Quelle question !
Tout d’abord, l’éthique, pour notre protestantisme, relève de la réflexion sur les motivations et les choix de la conscience morale. Tandis que, pour nous, la morale relève davantage des conséquences pratiques de cette réflexion.
Notre protestantisme reconnaît que l’obligation morale due à la conscience morale ne s’explique pas par l’ordre ou la contrainte pure et simple d’une volonté, même divine.
Dans la Bible, l’apôtre Paul dit : « Mon désir est d’être trouvé en lui, non pas avec la justice que j’aurais moi-même acquise en obéissant à la Loi, mais avec la justice qui vient de la foi-fidélité du Christ, et qui suscite en moi la foi-confiance en sa fidélité » (Php.3,9). Notre protestantisme entend par là que la foi est un double mouvement : elle est d’abord le moyen par lequel le Christ, dans sa fidélité, se rend présent au sujet. Cela suscite, ensuite, la confiance humaine, mouvement psychologique second, en réponse à la fidélité du Christ ; cette confiance rend visible l’action sanctificatrice de Dieu. Être sanctifié consiste à recevoir du Christ les biens tels que la grâce, la vie et le salut. C’est l’œuvre de Dieu. L’identité de l’humain existant devant Dieu se situe dans la Parole de ce dernier qui le nomme et le reconnaît. La sanctification qui en résulte est comme une re-création d’un humain nouveau à l’image de Dieu dans l’extra nos de la foi, comme un devenir ce que l’on est déjà. Cette sanctification chrétienne, œuvre de Dieu, se distingue de l’éthique humaine, sans s’y opposer.
L’humain re-créé juste et saint est concerné, comme tout autre humain, par l’éthique qui relève de la condition humaine terrestre : faire le bien et éviter de faire le mal. La morale humaine se distingue de la sainteté religieuse. Dieu lui-même, pour entrer en alliance avec l’humain, possède une conscience morale, et est soumis de ce fait à l’obligation morale. Dieu n’est pas au-dessus de la morale, mais y est astreint comme tout être moral.
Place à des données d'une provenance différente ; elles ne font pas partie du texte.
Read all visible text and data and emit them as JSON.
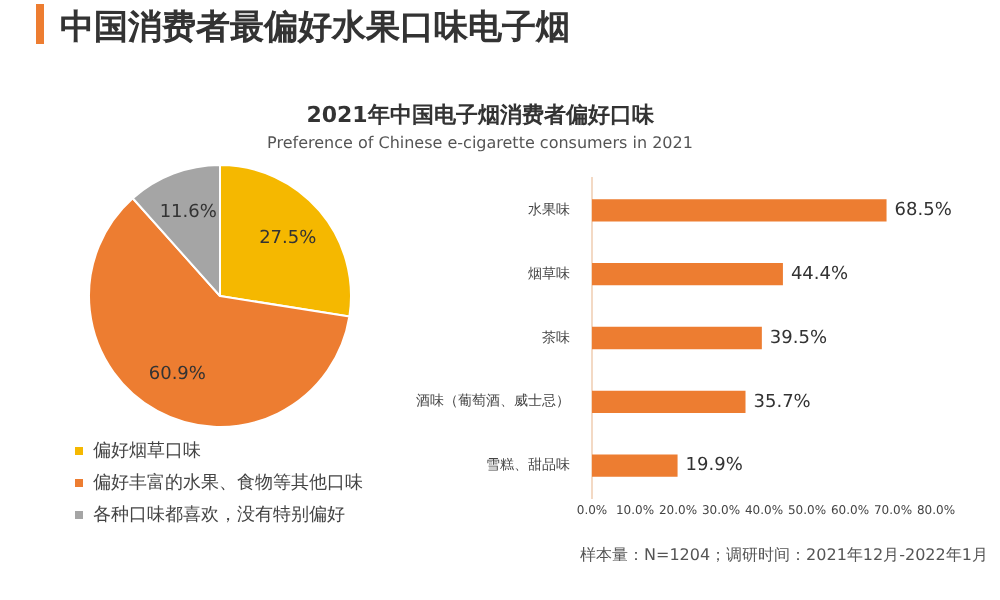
{
  "chart_data": [
    {
      "type": "pie",
      "title": "中国消费者最偏好水果口味电子烟",
      "subtitle": "2021年中国电子烟消费者偏好口味",
      "annotations": [
        "Preference of Chinese e-cigarette consumers in 2021"
      ],
      "categories": [
        "偏好烟草口味",
        "偏好丰富的水果、食物等其他口味",
        "各种口味都喜欢，没有特别偏好"
      ],
      "values": [
        27.5,
        60.9,
        11.6
      ],
      "colors": [
        "#f5b800",
        "#ed7d31",
        "#a5a5a5"
      ],
      "value_labels": [
        "27.5%",
        "60.9%",
        "11.6%"
      ],
      "legend": "bottom"
    },
    {
      "type": "bar",
      "orientation": "horizontal",
      "categories": [
        "水果味",
        "烟草味",
        "茶味",
        "酒味（葡萄酒、威士忌）",
        "雪糕、甜品味"
      ],
      "values": [
        68.5,
        44.4,
        39.5,
        35.7,
        19.9
      ],
      "color": "#ed7d31",
      "value_labels": [
        "68.5%",
        "44.4%",
        "39.5%",
        "35.7%",
        "19.9%"
      ],
      "xlim": [
        0,
        80
      ],
      "xticks": [
        {
          "value": 0,
          "label": "0.0%"
        },
        {
          "value": 10,
          "label": "10.0%"
        },
        {
          "value": 20,
          "label": "20.0%"
        },
        {
          "value": 30,
          "label": "30.0%"
        },
        {
          "value": 40,
          "label": "40.0%"
        },
        {
          "value": 50,
          "label": "50.0%"
        },
        {
          "value": 60,
          "label": "60.0%"
        },
        {
          "value": 70,
          "label": "70.0%"
        },
        {
          "value": 80,
          "label": "80.0%"
        }
      ],
      "annotations": [
        "样本量：N=1204；调研时间：2021年12月-2022年1月"
      ]
    }
  ]
}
Dieu n’a le droit moral de commander que si sa volonté est conforme à l’idéal moral qu’est le Christ : nous pensons que, en Christ, Dieu prend le risque de s’incarner dans ce que la raison humain peut ériger comme idéal. Un tel Dieu s’inscrit dans la finitude d’une morale humaine. Les principes de la morale, sur le plan psychologique, surgissent du fonds intime de notre nature, et ne reposent métaphysiquement que sur eux-mêmes.
Il en résulte donc que les principes de la morale, qui se présentent, sur le plan psychologique, comme surgissant du fonds intime de notre nature, ne reposent métaphysiquement que sur eux-mêmes, puisqu’ils obligent la volonté divine, s’il y a un Dieu, aussi bien qu’ils obligent la volonté humaine. Le Dieu de notre protestantisme possède aussi une conscience morale, et est soumis de ce fait à l’obligation morale. Il n’est pas au-dessus de la morale, mais y est astreint comme tout être moral.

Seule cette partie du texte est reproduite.